How many of those who thought of Elsa Maxwell only as a kind of action-Zelig had any idea that she had a perfect musical ear or that she was a gifted songwriter and performer? The places most associated with her were New York, London, Paris, Hollywood and the French Riviera, but who knew about her star turn in South Africa, before World War I? Thanks to Mr. Staggs, we know that she charmed everyone there from the British garrison commander to the Boer general Louis Botha, recently installed as the new Union of South Africa’s first prime minister. She then went on to find a perch right at the heart of Johannesburg gold mining aristocracy, with Sir Lionel Phillips and his cultivated wife who founded the city’s art gallery and stocked it with her own superb collection:

Elsa remained at the Phillipses’ estate for more than a year.

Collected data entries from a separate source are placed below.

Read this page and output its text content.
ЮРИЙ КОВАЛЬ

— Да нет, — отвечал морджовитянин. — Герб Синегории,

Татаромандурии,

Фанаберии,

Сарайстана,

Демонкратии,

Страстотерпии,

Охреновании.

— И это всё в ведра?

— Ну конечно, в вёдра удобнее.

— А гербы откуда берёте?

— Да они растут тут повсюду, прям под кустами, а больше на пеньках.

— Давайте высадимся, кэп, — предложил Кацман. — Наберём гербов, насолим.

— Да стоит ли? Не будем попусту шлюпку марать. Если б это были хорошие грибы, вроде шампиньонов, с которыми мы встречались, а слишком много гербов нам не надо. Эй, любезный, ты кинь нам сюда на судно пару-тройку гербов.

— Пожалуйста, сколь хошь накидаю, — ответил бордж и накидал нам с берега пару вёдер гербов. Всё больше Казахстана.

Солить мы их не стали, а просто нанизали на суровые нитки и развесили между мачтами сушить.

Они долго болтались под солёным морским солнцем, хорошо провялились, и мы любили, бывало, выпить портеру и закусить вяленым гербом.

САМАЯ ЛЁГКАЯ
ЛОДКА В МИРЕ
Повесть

While there she helped Lady Phillips edit The State, the first illustrated magazine to be published in Johannesburg. Elsa also occasionally conducted the Wheeler Light Opera Company, and founded a Browning Society When not involved in local culture she spent her days ‘in Florrie [Lady Phillips]’s gorgeous drawing room, composing what I thought was great music.’”

Clearly, in addition to her musical talent, Maxwell had some extraordinary qualities that were enough to compensate for her odd appearance: she seemed to resemble nothing so much as an extremely animated fireplug.

Perhaps the most amusing pages in this book concern Maxwell’s feud with the Duchess of Windsor, who had been a friend, although never as dear a one as the duke, whom she had known — and admired — since he was Prince of Wales. (Interestingly enough, she changed her mind after World War II about whether a great king had been lost. One of the more surprising facets revealed by Mr. Staggs is a strong anti-totalitarian attitude and a sturdy strain of patriotism.) The way Maxwell exploited this falling out with the duchess to her own advantage and the consummate tact and skill with which she then mended fences, again to her own benefit, reveal a true champion.

Still, the Windsors got in some zingers that Mr. Staggs cannot resist passing along to the rest of us. The backhanded duke’s praise “Old battering ram Elsa always gives the best parties” pales beside what Mr. Staggs rightly terms his viper-tongued wife’s vicious epithet: “the old oaken bucket in the Well of Loneliness.” The sly reference to Radclyffe Hall’s infamous groundbreaking lesbian novel is the duchess’ way of “outing” Maxwell’s lifelong, discreet relationship with Dorothy “Dickie” Fellowes-Gordon, whom she met in South Africa and who, Mr. Staggs informs us, was a cousin of “Downton Abbey” creator Julian Fellowes.

Before reading this biography, it was possible to think that Maxwell was simply a magnet with an extraordinary capacity to attract the rich and famous, a partygiver for the sake of throwing bashes for celebrities. It is perhaps Mr. Staggs‘ greatest achievement to separate the person from the woman who invented the public persona the world knew as Elsa Maxwell, each in their own way remarkable.

• Martin Rubin is a writer and critic in Pasadena, Calif.